Парашютные тонкие стропы
На поляне лежат под сосной.
Заросли партизанские тропы
Переспелой малиной лесной.

Нас дорога лишила покоя,
Мы с тобою ночами не спим.
А туманы плывут над рекою,
Словно сизый махорочный дым.

Солнце в тучи зашло к непогоде,-
Слышишь, гром прогремел в тишине?
И дожди над хлебами проходят,
Как полки по родной стороне.

Все-то снятся нам узкие тропки
И геологов трудный поход,
Пара спичек в последней коробке...
А дорога зовет и зовет.

...Сообщив изумленным соседям,
Что до поезда двадцать минут,
Мы однажды возьмем и уедем,
Пусть потом вспоминают да ждут.

1949


БЫВШИЙ РОТНЫЙ

В село приехав из Москвы,
Я повстречался с бывшим ротным.
Гляжу: он спит среди ботвы
В зеленом царстве огородном.

Зашел, видать, помочь жене,
Армейский навести порядок
И, растянувшись на спине,
Уснул внезапно между грядок.

Не в гимнастерке боевой,
Прошедшей длинную дорогу,
А просто в майке голубой
И в тапочках на босу ногу.

Он показался странным мне
В таком наряде небывалом.
Лежит мой ротный на спине
И наслаждается привалом.

Плывут на запад облака,
И я опять припоминаю
Прорыв гвардейского полка
И волны мутного Дуная.

В тяжелой мартовской грязи
Завязли пушки полковые.
"А ну, пехота, вывози!
А ну, ребята, не впервые!.."

Могли бы плыть весь день вполне
Воспоминанья предо мною,
Но я в полнейшей тишине
Шаги услышал за спиною.

И чей-то голос за плетнем:
- Простите, что побеспокою,
Но срочно нужен агроном... -
Я тронул ротного рукою.

...Мы пили с ним два дня спустя,
Вина достав, в его подвале,
И то серьезно, то шутя
Дороги наши вспоминали.

Потом уехал я домой,
Отдав поклон полям и хатам,
Остался славный ротный мой
В краю далеком и богатом.

И снится мне, как за окном
Деревья вздрагивают сонно.
С утра шагает агроном
По территории района.

По временам на большаке
Пылит пехота -
взвод за взводом,
Да серебрится вдалеке
Гречиха, пахнущая медом.

1949


* * *

В реке умывшись перед сном,
Спустилось солнце в долы.
Не слышно шума за окном
Давно закрытой школы.

Ушла из школы детвора,
Закончив стенгазету.
И все затихло, до утра:
Ни говора, ни света...

А ты к экзаменам сейчас
Готовишься, робея.
И вот уже который раз
Пишу в Москву тебе я

О том, как рыжики растут
На солнечных полянах,
Какой невиданный уют
Среди озер стеклянных,

Как удивительна вода
Под крышей краснотала
И чтобы ты ко мне сюда
Скорее приезжала.

...Стучат на столике часы,
Давнишний твой подарок,
Девчата в лентах (для красы)
Глядят о почтовых марок.

А за селом овсы шумят,
Качается гречиха.
Идет тропинкою солдат,
Насвистывая тихо.

Ведет он девушку одну
Росистой стороною...
Луна похожа на луну
И ни на что иное.

1949


ПЕРВОГОДКАМ

Полк деревья валил для блиндажных накатов,
Полк упрямо работал и ночью и днем.
Мы пилили на пару с бывалым солдатом,
Но у нас плоховато пилилось вдвоем.

И товарищ, пилотку на лоб нахлобучив,
Говорил, под сосной отдыхая в тени:
- Ты москвич-то москвич, а пилить не обучен.
Ты не дергай пилу, осторожней тяни...

Я тянул осторожней.

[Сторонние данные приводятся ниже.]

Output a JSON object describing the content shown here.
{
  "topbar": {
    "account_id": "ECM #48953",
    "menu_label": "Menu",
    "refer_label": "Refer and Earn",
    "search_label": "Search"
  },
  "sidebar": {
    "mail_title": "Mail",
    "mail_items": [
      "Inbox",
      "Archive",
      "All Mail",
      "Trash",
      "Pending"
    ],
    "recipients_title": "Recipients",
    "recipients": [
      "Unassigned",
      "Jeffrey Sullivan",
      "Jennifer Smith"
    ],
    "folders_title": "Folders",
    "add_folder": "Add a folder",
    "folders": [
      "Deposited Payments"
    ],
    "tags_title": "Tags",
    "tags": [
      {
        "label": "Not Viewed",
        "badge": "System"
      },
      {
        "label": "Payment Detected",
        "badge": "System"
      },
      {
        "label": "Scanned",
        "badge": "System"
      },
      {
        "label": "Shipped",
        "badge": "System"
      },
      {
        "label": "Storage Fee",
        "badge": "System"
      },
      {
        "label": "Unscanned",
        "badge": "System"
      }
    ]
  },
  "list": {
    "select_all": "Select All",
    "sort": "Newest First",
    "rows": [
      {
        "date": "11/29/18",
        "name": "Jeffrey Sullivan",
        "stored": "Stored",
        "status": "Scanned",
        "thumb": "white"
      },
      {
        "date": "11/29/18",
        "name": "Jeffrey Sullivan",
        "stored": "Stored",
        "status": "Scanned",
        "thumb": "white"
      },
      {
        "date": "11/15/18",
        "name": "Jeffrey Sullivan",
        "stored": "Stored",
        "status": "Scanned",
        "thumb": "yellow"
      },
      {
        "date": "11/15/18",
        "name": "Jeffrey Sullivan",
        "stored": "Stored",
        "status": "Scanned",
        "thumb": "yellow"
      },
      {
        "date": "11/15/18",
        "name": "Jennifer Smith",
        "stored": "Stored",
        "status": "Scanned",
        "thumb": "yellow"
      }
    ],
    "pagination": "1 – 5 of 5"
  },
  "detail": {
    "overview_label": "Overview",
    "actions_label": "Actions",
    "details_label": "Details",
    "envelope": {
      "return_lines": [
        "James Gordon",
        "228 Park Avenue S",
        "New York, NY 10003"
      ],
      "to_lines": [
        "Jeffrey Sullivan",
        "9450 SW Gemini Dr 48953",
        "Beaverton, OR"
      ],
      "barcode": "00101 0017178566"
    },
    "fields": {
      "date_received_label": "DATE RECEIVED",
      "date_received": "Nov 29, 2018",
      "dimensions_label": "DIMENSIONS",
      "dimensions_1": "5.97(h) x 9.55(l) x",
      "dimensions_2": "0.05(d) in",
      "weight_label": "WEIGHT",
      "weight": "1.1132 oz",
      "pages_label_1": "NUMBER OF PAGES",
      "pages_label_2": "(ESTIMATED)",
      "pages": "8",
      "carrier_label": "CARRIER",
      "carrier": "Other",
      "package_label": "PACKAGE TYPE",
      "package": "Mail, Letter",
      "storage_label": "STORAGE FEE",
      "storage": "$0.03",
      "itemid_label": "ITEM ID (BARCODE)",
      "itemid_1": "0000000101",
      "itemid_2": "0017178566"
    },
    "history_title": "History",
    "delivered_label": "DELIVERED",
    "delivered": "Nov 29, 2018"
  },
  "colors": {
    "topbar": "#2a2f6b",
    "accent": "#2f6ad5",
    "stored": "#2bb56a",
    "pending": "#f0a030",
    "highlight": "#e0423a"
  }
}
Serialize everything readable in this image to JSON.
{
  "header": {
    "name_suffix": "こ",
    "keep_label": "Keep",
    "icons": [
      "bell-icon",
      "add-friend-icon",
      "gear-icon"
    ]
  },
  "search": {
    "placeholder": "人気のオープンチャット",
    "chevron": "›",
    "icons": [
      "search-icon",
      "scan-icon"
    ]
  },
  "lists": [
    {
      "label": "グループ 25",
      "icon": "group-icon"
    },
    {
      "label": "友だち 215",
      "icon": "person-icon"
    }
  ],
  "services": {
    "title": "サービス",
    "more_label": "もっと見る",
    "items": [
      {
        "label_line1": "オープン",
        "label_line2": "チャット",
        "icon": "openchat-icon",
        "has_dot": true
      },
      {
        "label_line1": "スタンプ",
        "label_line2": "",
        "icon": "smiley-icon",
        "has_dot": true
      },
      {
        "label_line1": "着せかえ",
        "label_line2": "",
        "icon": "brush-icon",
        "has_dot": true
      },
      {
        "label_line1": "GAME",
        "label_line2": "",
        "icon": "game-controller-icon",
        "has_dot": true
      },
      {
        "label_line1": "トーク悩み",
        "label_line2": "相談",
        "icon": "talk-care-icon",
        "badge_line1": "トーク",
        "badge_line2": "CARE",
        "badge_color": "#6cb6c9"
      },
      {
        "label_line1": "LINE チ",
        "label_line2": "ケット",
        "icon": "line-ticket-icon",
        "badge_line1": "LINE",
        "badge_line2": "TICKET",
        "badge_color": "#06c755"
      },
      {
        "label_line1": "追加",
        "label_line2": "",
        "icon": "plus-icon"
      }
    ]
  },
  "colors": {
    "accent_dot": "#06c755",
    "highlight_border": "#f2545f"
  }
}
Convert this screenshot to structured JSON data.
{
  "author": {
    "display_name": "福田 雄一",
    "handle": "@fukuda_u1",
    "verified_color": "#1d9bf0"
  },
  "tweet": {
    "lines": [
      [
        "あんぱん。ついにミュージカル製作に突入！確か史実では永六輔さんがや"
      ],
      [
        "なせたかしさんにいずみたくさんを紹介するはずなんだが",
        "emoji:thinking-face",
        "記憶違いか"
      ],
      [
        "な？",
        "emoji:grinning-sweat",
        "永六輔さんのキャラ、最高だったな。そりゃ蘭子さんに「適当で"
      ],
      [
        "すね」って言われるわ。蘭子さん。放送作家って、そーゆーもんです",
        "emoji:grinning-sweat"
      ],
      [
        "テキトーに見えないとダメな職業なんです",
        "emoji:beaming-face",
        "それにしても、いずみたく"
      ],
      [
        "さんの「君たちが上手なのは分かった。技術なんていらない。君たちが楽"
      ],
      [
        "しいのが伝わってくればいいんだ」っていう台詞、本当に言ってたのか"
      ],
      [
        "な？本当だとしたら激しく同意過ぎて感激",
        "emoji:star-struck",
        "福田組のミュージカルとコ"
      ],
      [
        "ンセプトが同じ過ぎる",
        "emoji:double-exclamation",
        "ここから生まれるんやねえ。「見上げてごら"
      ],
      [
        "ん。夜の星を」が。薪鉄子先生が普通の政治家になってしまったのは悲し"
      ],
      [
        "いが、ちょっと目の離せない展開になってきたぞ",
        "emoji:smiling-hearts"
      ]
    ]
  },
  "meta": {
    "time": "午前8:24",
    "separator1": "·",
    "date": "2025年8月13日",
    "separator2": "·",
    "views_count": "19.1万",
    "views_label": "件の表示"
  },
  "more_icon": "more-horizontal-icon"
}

Пилотка от соли
Стала твердой, как жесть. Побелела в три дня.
Я набил на руках кровяные мозоли,
На земле засыпал, не снимая ремня.

Но была оборона готова, и сразу
По дороге прямой от села до села,
Запевая "Катюшу", согласно приказу
Наша рота на новое место ушла.

Где ты, ротушка-матушка? Снова горнисты
На широком плацу протрубили подъем.
И шагают ребята путем каменистым,
Очень трудным, но очень почетным путем.

Наше ль дело солдатское - вялой походкой
Портить строй батальона, не в ногу идти?
Спорить нечего, трудно служить первогодкам,
Но ведь нам потрудней выпадали пути.

Я сегодня ищу подходящее слово,
Я стихами высокую службу несу.
Мне дороже всего похвала рядового,
С кем когда-то мы сосны валили в лесу.

1950


ГОТОВИТСЯ РОТА В НАРЯД

Дожди продолжают работу
Вторую неделю подряд.
Сегодня четвертая рота
Идет в гарнизонный наряд.

Наряд - это дело такое:
Уходит вся рота сполна.
Дневальных останется двое
Да с ними один старшина.

А рота заправится лихо,
Винтовки подымутся враз.
И станет неслыханно тихо
В казарме, где шумно сейчас,

Где, стоя на месте высоком,
На грудь привинтив ордена,
Своим всеобъемлющим оком
Глядит на ребят старшина.

Заботлив и строг до предела.
Недаром у нас говорят:
"Святое старшинское дело
Солдата готовить в наряд..."

И рота стоит на разводе,
А дождь не желает стихать.
При этой проклятой погоде
Намокнет оружье опять.

Тихонько вода дождевая
Течет по каналу ствола.
Винтовка моя боевая,
Была б ты жива и цела.

И, чтоб не запачкать солдату
Винтовки, что так дорога,
Поставлен затыльник приклада
На черный носок сапога...

А дома дневальные наши
Задвинули стол в уголок.
На ужин получена каша,
Один на двоих котелок.

За тонкою стенкою, рядом,
Соседняя рота живет.
Готовится рота к наряду,
Солдатскую песню поет.

Вздымается песня живая,
И рота живет вместе с ней
И, воротнички подшивая,
Заслушалась песни своей.

1950


* * *

Ехал я в штабном автомобиле
Вдоль военных спящих лагерей
И, когда повестку протрубили,
Вспомнил время юности своей.

Вспомнил снова путь солдатский дальний,
Издавна знакомый гарнизон.
Там сейчас молоденький дневальный
В разные заботы погружен.

Наливает в умывальник воду
И, нарушив утренний покой,
Будит старшину и помкомвзвода,
Отделенных трогает рукой.

И они медлительно, как дома,
Чистые портянки в пальцах мнут.
Пять минут осталось до подъема,
Самых сладких утренних минут.

Солнце бьет в распахнутые двери,
Теплый ветер ходит вдоль стропил...
Даль видна. И я вот-вот поверю,
Будто вновь дневальным заступил,

Будто рота спит передо мною,
Видит сны и дышит горячо.
Я побудку слышу над страною
И трясу сержанта за плечо.

1950


* * *

Зашел боец в избу напиться
И цедит воду из ковша.
Свежа студеная водица.
Хозяйка очень хороша.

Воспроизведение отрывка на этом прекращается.